Digital Care, Justice, and Colonialism

by | Jun 16, 2020 | ICT4D |

The words we choose to use matter. People had strong reactions when I used phrases like ‘from compliance to care‘ and ‘threatening humanitarian principles‘. The words touched a nerve in people. A negative nerve. So perhaps I should have used other words and perhaps I need to be more careful with my word choice.

But let’s think about a couple words for a moment. ‘Care’ tends to be associated with kindness, gentleness. But our associations might change when we add ‘home’ to it. Unfortunately, ‘care homes’ don’t always have kindness and gentleness associated with them. On the whole ‘care’ has more positive associations.

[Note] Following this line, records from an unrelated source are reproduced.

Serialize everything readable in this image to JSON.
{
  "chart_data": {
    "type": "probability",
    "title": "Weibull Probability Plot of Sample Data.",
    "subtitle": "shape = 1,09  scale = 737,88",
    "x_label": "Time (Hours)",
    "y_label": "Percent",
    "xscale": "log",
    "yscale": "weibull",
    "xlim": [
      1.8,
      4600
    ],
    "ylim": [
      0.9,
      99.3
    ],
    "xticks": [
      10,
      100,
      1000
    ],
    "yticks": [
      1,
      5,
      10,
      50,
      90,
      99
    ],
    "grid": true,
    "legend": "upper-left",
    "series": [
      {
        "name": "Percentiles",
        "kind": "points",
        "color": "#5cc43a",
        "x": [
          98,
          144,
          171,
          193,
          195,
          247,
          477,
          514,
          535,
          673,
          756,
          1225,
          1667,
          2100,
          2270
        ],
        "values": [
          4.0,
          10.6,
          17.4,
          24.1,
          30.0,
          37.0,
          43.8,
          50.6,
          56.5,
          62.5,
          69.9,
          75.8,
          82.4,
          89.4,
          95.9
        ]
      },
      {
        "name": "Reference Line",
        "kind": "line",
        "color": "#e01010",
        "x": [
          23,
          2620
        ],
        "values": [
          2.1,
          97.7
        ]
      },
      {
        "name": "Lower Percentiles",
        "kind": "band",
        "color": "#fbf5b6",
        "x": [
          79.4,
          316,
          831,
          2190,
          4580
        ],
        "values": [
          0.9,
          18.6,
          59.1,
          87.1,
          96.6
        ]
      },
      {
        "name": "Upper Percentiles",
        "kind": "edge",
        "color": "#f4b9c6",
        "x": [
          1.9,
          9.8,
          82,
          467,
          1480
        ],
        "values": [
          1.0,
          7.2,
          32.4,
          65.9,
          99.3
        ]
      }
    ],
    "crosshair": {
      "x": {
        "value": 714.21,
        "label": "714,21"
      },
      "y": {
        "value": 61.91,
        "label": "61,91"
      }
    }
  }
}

Justice conjures up a completely different reaction in us. There is something in ‘justice’ that brings out a dimension of power. Something about injustice, inequality, but also fairness, rules, order, rightness.

Both ‘care’ and ‘justice’ are also relational words. Again ‘care’ tends to be coming from a positive intent, while ‘justice’ tends to infer something needs correcting. But ‘care’ can also have ‘power’ dimensions with it as we do something to another. The intent is positive – ‘we hold the data of the beneficiaries as a ‘care action” but then when we don’t allow them access to the data do we become unjust? The decision to ‘hold the data on behalf of another’ – who is making it? Are we or are the people about whom the data is? Or is it a joint decision? And when we decide not to allow the beneficiary access to the data it ultimately becomes a power and control decision. Some may use the word ‘colonialism’, some ‘abuse’, and many other words.

And yes, some would say ‘we’d like to share the data with them, but the ‘system’ or software does not allow us to.’ That is a poor excuse. At best it is a bad design decision, but if you want to share the data with them, then choose a different system. Make it a requirement.

If we frame our questions to be what does data justice, technology justice, or digital justice look like, how does that change the perspective? Does it provide insights we didn’t have before?